Under the plan, more than 1,200 PF officers and civilian specialists will be redeployed to Pará for the duration of the summit. Additional immigration booths, biometric e-gates and mobile passport-control units will be installed at Val-de-Cans/Júlio Cezar Ribeiro International Airport, Belém Air Base and the Outeiro cruise-ship pier, where two accommodation ships will berth. The PF confirmed that every arriving delegate will be pre-cleared through an Advance Passenger Information System (APIS) connected to the new COP 30 e-visa database, allowing officers to focus on high-risk travellers.

Beyond the airport perimeter, the PF will maintain 24-hour patrols of key road corridors linking Belém to Ananindeua and the “leaders’ village,” while river-patrol units will police the Guamá and Pará rivers to deter unauthorised boat traffic.

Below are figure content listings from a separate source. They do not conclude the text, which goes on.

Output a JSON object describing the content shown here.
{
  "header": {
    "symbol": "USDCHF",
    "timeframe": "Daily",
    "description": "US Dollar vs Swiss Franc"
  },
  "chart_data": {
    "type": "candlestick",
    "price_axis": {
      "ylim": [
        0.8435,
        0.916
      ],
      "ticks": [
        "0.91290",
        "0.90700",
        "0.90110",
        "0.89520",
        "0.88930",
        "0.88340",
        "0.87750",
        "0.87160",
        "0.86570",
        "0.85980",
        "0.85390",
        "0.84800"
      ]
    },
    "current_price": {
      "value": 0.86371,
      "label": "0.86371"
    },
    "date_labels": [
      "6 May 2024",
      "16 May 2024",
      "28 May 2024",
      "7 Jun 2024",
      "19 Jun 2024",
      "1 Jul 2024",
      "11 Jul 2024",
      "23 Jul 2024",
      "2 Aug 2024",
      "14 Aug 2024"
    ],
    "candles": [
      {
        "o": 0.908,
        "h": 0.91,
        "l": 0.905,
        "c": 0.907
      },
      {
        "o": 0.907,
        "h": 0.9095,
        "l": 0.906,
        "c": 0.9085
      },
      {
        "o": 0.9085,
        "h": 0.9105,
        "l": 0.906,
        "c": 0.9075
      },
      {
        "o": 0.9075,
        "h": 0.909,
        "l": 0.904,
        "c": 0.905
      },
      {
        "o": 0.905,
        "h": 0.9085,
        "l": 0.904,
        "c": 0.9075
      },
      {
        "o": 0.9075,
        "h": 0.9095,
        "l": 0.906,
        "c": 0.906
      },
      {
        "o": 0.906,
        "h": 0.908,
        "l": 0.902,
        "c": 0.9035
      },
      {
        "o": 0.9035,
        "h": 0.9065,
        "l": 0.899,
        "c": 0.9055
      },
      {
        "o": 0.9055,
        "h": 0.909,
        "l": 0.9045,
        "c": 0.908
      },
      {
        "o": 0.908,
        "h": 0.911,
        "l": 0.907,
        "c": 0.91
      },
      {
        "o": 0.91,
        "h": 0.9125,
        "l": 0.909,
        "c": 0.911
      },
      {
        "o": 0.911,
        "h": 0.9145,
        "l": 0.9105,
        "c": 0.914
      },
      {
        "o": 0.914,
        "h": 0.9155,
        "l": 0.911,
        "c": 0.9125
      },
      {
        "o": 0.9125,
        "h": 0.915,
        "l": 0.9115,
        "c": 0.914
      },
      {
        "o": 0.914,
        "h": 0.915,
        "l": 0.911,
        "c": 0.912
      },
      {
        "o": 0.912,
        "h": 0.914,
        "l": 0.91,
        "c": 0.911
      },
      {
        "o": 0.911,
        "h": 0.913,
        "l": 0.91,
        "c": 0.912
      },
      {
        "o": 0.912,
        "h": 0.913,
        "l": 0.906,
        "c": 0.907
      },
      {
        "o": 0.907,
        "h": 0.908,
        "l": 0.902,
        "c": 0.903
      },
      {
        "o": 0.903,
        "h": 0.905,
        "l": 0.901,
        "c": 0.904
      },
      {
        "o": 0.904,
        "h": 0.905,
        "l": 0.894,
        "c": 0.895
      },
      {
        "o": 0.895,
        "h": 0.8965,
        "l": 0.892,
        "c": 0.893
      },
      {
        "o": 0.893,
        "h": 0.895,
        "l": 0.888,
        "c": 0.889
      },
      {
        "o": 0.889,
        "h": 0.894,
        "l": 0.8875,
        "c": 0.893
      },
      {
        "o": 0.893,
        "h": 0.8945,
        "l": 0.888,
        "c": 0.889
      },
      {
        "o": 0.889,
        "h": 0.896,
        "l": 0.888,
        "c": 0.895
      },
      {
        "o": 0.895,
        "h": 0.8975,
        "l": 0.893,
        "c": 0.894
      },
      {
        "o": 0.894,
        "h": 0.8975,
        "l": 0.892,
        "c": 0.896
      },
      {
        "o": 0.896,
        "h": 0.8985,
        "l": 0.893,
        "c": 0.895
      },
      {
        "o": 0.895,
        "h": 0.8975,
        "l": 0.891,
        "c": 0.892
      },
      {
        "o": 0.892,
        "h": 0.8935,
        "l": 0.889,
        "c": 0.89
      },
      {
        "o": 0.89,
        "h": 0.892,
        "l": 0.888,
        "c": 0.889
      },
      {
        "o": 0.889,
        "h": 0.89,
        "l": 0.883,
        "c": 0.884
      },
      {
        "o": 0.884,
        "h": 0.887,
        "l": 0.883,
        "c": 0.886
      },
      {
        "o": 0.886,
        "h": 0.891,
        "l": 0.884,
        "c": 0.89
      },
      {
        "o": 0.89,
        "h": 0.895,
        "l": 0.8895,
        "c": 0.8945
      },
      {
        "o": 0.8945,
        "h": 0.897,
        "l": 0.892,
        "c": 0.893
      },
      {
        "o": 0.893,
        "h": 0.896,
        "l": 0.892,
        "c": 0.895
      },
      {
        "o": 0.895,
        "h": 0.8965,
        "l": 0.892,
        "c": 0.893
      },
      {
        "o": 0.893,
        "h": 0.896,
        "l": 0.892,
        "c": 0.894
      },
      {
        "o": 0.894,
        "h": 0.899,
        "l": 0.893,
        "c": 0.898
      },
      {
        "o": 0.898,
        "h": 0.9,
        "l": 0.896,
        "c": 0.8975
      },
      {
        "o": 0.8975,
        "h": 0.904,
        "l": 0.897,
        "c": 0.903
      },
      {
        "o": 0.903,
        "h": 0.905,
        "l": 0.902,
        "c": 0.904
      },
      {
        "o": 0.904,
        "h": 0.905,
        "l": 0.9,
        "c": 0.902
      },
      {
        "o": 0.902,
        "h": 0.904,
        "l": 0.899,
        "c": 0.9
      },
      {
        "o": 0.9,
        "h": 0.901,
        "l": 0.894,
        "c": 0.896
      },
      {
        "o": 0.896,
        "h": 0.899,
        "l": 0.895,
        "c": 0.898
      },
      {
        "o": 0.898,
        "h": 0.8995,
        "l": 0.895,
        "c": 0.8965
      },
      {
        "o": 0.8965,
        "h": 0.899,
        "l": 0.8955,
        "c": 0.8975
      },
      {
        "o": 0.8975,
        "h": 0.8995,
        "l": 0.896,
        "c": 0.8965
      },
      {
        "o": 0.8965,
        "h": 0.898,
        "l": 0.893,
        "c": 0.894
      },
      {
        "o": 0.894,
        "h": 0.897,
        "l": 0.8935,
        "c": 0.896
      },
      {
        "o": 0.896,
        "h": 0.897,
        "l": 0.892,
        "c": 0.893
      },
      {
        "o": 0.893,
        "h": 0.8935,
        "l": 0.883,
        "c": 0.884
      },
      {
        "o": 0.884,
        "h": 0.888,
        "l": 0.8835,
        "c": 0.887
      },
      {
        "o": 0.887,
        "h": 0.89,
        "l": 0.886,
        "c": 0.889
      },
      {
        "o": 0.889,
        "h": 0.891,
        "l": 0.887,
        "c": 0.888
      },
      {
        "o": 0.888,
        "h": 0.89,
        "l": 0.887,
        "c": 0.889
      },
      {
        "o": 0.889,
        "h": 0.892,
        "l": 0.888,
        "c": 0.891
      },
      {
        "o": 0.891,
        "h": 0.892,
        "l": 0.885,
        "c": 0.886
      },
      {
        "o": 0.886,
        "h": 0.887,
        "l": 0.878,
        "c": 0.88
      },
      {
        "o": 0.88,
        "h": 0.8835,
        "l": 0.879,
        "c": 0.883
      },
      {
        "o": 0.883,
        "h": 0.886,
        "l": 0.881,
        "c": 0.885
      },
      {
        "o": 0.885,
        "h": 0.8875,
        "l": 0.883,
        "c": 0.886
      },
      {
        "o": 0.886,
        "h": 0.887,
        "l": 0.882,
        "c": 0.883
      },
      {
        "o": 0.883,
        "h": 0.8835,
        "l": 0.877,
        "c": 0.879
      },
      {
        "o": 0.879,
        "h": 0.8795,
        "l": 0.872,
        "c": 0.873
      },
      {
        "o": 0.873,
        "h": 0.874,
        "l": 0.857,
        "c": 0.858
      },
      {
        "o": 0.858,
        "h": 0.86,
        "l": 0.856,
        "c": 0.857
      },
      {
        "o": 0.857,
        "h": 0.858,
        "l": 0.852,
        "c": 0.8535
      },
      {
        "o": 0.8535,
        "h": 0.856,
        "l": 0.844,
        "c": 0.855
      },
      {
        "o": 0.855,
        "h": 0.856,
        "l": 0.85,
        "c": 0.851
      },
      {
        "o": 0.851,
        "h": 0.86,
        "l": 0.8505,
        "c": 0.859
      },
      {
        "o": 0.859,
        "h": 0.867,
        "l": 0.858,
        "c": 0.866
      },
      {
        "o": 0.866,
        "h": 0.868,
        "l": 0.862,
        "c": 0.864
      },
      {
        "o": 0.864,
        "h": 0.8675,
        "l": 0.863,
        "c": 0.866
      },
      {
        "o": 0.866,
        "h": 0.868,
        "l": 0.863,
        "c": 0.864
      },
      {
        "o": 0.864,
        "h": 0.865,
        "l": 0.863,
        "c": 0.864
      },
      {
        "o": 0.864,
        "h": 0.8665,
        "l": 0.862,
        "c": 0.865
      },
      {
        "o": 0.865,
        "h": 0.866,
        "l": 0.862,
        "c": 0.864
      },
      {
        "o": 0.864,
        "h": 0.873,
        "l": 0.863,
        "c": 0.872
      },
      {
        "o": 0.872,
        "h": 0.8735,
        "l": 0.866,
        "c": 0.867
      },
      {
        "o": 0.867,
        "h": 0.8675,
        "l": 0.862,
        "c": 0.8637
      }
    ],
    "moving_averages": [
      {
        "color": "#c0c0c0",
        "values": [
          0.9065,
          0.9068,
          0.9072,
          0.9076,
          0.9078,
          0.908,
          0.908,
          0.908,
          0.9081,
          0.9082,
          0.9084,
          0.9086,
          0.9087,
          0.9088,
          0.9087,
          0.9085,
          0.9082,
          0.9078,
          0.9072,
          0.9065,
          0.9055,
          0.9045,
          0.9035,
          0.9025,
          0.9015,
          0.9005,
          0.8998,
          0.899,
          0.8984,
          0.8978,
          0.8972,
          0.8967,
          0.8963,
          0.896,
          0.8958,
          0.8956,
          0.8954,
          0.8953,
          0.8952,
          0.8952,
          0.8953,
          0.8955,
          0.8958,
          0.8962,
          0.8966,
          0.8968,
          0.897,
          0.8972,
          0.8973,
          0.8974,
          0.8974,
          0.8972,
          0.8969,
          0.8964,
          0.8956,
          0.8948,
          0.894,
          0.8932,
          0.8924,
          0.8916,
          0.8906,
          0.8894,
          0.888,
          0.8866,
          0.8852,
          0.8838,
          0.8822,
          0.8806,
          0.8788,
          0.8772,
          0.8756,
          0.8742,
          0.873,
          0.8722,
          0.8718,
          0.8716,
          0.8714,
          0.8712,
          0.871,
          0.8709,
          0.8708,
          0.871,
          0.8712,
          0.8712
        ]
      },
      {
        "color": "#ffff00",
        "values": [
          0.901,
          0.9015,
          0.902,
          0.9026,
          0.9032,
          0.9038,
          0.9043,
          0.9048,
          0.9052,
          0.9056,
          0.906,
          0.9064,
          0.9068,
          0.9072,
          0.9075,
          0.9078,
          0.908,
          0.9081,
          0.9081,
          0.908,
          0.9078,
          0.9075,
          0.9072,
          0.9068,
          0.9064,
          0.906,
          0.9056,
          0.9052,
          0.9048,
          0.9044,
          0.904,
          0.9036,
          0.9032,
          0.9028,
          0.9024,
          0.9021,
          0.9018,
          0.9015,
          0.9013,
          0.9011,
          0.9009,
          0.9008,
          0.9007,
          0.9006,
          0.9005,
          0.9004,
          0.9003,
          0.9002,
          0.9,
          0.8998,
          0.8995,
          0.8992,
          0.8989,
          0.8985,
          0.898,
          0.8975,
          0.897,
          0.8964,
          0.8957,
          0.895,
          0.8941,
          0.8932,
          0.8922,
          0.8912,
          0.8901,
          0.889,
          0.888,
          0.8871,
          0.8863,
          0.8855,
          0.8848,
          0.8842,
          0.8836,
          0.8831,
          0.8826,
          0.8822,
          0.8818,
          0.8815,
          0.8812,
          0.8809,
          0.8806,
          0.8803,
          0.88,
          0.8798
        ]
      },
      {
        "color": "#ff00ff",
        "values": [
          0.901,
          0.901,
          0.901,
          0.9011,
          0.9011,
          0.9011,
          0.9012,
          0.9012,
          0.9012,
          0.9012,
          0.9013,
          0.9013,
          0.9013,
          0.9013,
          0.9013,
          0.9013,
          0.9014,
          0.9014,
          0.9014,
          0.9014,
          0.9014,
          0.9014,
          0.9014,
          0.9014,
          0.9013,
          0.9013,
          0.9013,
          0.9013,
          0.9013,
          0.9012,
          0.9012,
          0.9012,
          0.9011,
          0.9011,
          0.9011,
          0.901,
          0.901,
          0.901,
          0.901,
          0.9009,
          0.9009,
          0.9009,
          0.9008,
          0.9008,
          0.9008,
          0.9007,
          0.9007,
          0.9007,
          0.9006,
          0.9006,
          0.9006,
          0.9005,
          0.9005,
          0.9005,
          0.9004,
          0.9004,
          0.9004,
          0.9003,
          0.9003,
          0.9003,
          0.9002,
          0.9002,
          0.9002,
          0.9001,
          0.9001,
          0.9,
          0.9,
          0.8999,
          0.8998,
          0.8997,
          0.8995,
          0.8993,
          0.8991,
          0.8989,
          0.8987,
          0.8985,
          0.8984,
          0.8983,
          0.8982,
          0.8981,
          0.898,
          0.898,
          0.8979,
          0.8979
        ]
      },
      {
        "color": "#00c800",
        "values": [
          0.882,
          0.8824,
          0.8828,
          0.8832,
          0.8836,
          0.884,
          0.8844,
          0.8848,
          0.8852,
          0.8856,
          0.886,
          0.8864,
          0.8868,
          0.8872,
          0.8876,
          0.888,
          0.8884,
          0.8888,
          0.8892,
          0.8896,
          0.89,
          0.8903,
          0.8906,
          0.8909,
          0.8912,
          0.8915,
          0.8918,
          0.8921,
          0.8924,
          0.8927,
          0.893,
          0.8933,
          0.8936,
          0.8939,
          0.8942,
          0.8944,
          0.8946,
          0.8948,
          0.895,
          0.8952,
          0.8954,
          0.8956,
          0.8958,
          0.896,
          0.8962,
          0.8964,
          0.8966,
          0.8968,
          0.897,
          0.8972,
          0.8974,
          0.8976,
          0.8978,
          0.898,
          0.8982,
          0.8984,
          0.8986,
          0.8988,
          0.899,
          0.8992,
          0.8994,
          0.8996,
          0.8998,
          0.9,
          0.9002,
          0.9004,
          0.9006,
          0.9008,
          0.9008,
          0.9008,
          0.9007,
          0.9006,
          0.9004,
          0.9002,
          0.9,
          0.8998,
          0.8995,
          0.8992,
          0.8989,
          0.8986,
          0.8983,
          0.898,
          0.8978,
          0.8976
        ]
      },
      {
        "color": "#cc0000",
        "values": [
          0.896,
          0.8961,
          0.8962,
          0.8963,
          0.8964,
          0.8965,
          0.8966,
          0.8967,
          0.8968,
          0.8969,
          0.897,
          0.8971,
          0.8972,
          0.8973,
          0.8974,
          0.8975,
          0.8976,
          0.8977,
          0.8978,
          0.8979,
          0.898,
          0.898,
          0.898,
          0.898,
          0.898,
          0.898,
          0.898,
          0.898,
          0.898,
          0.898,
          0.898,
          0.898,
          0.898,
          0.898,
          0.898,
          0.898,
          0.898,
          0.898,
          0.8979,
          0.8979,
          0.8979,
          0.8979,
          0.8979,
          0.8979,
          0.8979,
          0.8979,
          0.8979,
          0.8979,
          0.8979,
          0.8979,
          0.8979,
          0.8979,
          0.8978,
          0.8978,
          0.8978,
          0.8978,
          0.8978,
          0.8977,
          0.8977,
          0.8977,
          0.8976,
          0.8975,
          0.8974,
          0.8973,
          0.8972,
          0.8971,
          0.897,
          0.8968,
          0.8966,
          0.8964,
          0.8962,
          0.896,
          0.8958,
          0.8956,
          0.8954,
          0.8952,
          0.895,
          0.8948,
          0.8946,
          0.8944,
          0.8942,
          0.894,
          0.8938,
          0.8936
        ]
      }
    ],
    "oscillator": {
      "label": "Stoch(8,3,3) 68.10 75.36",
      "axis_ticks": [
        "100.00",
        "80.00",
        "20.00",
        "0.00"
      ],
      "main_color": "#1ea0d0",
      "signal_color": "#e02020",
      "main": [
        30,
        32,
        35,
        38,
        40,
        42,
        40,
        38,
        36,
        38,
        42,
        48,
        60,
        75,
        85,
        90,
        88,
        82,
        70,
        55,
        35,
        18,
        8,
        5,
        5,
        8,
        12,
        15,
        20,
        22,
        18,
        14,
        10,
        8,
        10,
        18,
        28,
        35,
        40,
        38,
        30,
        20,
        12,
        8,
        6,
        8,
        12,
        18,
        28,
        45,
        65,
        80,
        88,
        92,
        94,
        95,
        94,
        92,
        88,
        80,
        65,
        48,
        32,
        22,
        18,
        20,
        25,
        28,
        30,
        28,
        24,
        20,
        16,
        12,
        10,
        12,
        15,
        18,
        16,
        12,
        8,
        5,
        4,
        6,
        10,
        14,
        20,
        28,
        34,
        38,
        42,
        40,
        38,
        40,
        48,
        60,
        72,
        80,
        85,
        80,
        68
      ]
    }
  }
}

A dedicated cyber-intelligence cell will monitor social media and encrypted channels for protest-related threats, reflecting lessons learned from recent summits in Glasgow and Dubai.

For multinational companies planning C-suite attendance, the PF recommends submitting delegate manifests at least 72 hours before arrival, ensuring that passport details match those used in the UNFCCC accreditation portal. Failure to do so could lead to secondary inspection or denied boarding. Employers sending staff should also budget extra time for on-arrival luggage screening, as all diplomatic and media equipment will be X-rayed off-site before being released to couriers.

The plan strikes a delicate balance between security and Brazil’s pledge to keep COP 30 an “open Amazonian summit.” By leaning on digital pre-clearance and additional staffing rather than blanket restrictions, the PF hopes to minimise queues that plagued COP 28 in Dubai, when some delegations waited more than three hours at passport control. Companies with tight meeting schedules are nonetheless advised to plan arrivals for early morning or late-night periods, when charter‐flight slots are still widely available.